Falta de ritmo: "Na segunda parte começou a pesar-nos a falta de ritmo. Nos últimos 15 minutos perdemos o controlo da bola, mas não do jogo. Tínhamos de saber lutar até ao fim e eu fico com isso. O que queremos ver é um FC Porto competitivo e há que ser competitivos de qualquer forma."

Cláudio Ramos: "O Cláudio demonstrou toda a sua dimensão. É um guarda-redes que chegou há cinco anos ao FC Porto. Está capacitado para jogar e participou em jogos muito importantes nestes anos."

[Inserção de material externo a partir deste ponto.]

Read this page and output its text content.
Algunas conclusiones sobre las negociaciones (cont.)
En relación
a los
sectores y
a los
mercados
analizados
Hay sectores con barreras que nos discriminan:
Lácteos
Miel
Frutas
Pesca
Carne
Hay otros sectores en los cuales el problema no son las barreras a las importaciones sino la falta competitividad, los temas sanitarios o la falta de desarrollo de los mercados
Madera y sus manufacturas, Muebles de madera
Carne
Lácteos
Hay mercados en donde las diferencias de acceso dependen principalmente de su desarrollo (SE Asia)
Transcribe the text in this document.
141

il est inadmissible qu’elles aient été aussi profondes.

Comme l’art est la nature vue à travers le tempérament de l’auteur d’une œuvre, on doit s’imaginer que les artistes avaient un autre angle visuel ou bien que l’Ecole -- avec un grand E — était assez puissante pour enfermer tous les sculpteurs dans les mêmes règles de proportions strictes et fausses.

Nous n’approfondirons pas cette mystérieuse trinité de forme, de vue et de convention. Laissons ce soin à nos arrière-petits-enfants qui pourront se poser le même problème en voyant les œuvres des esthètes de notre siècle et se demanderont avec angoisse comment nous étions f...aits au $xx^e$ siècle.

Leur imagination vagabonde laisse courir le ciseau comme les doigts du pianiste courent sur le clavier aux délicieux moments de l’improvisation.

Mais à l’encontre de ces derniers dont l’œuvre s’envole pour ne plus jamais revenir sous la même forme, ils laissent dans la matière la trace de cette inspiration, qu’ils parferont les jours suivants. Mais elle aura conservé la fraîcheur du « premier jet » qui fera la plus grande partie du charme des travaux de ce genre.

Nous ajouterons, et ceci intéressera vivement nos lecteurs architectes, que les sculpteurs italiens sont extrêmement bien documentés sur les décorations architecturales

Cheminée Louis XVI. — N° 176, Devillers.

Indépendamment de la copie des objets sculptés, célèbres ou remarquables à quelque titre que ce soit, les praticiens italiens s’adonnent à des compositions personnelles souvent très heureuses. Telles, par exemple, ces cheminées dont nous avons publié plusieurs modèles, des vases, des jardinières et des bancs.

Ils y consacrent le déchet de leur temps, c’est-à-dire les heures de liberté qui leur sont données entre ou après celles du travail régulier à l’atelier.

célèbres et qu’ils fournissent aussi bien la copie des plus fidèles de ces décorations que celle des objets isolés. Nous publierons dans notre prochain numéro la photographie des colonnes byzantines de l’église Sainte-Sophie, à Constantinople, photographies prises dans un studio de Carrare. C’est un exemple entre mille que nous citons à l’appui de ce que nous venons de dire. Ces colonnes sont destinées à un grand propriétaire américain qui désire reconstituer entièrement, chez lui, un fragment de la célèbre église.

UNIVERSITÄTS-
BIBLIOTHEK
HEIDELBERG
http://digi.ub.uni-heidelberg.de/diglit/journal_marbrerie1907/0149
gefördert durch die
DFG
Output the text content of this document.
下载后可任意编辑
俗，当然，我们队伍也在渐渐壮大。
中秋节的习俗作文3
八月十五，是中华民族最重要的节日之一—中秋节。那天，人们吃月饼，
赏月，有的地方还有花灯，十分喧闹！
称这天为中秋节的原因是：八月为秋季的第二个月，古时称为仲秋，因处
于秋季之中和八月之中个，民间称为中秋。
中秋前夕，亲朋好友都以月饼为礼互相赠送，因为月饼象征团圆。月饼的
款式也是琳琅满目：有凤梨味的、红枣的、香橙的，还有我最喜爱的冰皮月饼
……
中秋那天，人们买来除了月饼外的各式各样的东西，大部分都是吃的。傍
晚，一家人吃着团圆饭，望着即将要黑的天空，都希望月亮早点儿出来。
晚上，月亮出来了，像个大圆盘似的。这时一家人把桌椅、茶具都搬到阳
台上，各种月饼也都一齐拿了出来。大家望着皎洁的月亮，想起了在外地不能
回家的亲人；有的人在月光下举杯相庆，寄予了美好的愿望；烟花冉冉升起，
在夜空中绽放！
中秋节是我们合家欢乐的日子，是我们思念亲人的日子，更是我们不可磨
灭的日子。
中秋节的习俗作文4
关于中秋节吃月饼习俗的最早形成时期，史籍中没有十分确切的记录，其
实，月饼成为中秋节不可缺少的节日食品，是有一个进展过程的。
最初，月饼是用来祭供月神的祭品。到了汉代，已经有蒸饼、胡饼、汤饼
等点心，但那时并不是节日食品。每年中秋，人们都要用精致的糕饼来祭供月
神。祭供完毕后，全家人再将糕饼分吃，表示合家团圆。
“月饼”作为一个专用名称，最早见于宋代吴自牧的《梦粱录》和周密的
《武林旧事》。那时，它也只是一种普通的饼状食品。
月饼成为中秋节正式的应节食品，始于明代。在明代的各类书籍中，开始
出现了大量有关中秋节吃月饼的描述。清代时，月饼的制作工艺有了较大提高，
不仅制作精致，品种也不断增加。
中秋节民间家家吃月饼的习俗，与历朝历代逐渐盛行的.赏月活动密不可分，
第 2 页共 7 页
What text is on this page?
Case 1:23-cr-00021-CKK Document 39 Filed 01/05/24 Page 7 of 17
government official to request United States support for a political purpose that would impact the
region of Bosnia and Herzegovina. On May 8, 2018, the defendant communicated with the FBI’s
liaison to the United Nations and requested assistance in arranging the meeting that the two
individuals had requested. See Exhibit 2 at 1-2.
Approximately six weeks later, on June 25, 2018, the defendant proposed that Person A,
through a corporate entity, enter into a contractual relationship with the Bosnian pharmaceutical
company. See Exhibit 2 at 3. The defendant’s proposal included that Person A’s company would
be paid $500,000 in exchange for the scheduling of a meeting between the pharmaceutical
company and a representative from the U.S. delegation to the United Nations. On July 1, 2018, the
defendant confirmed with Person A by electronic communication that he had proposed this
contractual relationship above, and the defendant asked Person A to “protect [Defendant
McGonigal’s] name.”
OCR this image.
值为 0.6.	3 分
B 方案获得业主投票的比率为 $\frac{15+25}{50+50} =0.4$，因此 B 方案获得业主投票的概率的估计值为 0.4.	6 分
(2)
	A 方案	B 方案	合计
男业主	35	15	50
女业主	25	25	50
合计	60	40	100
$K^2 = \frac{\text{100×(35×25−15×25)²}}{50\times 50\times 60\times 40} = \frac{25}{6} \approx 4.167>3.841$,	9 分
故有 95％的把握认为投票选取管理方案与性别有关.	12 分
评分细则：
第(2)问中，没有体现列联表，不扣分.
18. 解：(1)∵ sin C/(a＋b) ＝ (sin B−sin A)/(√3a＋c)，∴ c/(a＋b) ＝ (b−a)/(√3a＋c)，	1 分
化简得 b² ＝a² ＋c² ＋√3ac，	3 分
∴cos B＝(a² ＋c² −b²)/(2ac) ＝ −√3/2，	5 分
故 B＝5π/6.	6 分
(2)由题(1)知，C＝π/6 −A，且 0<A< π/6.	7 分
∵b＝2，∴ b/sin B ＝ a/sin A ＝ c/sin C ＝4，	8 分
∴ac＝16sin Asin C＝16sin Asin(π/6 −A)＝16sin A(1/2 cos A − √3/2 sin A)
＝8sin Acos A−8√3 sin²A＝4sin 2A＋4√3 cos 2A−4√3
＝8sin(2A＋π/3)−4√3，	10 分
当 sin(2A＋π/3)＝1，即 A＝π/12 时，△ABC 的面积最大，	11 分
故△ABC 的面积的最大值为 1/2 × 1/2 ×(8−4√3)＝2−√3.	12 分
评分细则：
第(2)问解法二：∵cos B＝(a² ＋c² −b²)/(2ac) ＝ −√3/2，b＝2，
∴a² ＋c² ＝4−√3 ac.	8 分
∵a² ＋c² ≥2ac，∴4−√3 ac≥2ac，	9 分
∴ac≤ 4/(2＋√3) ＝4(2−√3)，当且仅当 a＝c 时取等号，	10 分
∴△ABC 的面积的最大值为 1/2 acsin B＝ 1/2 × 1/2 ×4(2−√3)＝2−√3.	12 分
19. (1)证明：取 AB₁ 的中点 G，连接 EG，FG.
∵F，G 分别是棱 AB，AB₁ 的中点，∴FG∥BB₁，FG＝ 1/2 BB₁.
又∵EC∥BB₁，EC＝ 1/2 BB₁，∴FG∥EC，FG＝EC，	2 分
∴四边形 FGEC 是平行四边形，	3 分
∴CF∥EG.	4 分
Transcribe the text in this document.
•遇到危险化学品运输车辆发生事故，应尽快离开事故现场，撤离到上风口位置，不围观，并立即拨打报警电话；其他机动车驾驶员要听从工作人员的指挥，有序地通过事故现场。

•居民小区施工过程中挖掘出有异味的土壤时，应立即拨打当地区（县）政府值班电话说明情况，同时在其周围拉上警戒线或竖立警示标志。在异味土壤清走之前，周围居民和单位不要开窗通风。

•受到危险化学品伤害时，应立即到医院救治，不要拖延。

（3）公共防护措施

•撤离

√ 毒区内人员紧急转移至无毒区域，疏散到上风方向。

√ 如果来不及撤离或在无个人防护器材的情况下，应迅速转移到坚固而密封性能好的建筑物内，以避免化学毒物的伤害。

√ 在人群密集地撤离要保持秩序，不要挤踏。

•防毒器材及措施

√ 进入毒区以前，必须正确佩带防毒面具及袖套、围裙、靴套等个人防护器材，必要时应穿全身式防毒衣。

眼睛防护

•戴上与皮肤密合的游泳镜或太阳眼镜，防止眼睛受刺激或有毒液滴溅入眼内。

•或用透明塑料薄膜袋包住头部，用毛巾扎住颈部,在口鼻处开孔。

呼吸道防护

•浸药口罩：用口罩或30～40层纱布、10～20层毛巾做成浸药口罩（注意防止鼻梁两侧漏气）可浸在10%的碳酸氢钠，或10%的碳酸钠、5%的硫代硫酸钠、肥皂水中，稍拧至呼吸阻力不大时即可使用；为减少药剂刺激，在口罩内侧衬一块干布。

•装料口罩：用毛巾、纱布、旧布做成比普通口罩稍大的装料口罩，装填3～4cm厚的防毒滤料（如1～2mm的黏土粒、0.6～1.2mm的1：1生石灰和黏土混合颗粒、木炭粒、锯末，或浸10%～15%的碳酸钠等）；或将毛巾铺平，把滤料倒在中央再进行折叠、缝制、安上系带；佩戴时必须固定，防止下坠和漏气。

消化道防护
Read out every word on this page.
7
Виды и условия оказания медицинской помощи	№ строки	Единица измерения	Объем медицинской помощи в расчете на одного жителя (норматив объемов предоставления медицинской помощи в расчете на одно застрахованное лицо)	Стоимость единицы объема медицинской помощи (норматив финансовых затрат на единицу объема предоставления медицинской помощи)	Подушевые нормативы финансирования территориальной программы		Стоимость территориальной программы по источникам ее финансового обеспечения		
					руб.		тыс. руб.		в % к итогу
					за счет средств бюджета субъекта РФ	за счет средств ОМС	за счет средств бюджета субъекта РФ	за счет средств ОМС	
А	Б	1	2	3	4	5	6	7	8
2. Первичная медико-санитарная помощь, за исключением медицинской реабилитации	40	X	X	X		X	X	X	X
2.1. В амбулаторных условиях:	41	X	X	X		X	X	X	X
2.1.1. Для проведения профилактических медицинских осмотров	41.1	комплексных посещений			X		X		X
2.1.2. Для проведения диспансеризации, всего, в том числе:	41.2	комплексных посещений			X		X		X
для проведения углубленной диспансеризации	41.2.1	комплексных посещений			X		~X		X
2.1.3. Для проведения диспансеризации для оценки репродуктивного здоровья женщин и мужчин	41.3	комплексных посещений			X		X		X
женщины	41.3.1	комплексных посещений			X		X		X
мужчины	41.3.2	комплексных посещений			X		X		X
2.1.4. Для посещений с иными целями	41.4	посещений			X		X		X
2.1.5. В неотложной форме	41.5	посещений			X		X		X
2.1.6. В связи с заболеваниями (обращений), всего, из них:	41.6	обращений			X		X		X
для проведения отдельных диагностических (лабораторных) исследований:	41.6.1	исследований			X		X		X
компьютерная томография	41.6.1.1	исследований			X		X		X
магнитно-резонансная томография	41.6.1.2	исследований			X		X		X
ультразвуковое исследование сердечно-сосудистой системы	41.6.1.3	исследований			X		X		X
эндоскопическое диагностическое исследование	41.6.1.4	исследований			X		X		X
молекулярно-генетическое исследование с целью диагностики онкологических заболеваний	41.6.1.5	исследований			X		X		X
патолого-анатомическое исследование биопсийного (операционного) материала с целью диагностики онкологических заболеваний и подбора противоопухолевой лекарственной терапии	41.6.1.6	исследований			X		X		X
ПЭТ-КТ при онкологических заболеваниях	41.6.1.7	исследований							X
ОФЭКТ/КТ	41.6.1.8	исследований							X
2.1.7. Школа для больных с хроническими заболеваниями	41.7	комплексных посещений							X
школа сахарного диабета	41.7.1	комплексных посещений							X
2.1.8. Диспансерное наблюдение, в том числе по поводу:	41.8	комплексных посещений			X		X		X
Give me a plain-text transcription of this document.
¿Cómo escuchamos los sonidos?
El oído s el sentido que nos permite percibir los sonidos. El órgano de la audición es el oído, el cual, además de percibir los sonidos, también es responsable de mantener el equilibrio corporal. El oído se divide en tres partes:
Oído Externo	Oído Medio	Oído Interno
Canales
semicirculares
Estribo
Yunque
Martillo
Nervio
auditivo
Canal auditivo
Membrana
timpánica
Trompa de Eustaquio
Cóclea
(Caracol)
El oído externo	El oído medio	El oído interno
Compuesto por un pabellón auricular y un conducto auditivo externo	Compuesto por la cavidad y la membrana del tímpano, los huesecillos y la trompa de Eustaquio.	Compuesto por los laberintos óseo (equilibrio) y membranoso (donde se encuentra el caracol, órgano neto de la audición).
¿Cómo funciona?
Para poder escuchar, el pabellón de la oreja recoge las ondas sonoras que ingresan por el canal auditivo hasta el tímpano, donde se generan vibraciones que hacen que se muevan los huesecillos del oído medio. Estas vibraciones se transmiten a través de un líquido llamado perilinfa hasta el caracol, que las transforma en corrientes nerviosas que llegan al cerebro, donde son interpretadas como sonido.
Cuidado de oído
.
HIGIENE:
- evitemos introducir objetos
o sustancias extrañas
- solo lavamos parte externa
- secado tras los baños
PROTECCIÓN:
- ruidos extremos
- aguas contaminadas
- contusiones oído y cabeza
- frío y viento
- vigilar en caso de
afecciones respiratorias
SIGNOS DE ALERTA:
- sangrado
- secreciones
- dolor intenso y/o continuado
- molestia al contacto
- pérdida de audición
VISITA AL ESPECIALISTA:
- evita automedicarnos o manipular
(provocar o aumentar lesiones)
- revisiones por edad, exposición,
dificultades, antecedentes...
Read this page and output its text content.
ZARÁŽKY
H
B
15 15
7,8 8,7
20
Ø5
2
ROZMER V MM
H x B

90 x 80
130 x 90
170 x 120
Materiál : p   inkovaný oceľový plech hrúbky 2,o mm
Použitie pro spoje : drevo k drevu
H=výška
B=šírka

Empate: "Nós tivemos a época que tivemos e sabemos que temos de mudar essa imagem rapidamente. Para isso, há que lutar e competir até ao último minuto. E depois vem o resultado. Obviamente que queremos ganhar todos os jogos. Mas também quero ficar com o que fizemos em 60 minutos mesmo sem rodagem, porque fazer particulares ou jogos à porta fechada não é igual a jogar com o Palmeiras. Competimos muito bem, deixámos uma imagem do que queremos ser no que diz respeito à luta e nunca dar nada como perdido. Temos de marcar este jogo como um pontapé de saída para o que queremos ser. Temos de continuar a construir e a melhorar, mas se continuarmos assim vão ser mais as alegrias do que as tristezas. Queríamos ganhar, mas a sensação é de que fomos uma equipa. E isso é o mais importante: sendo uma equipa, vamos ter o FC Porto que os adeptos querem e eles vão estar orgulhosos de nós."

Estreia de Gabri Veiga: "Treinou uma semana. É um miúdo que todos conhecemos, o potencial que ele tem. Vamos tratar de potenciar toda a capacidade que ele tem. Fez uns primeiros 65 minutos muito bons numa equipa praticamente desconhecida para ele. Vai continuar a evoluir com o tempo."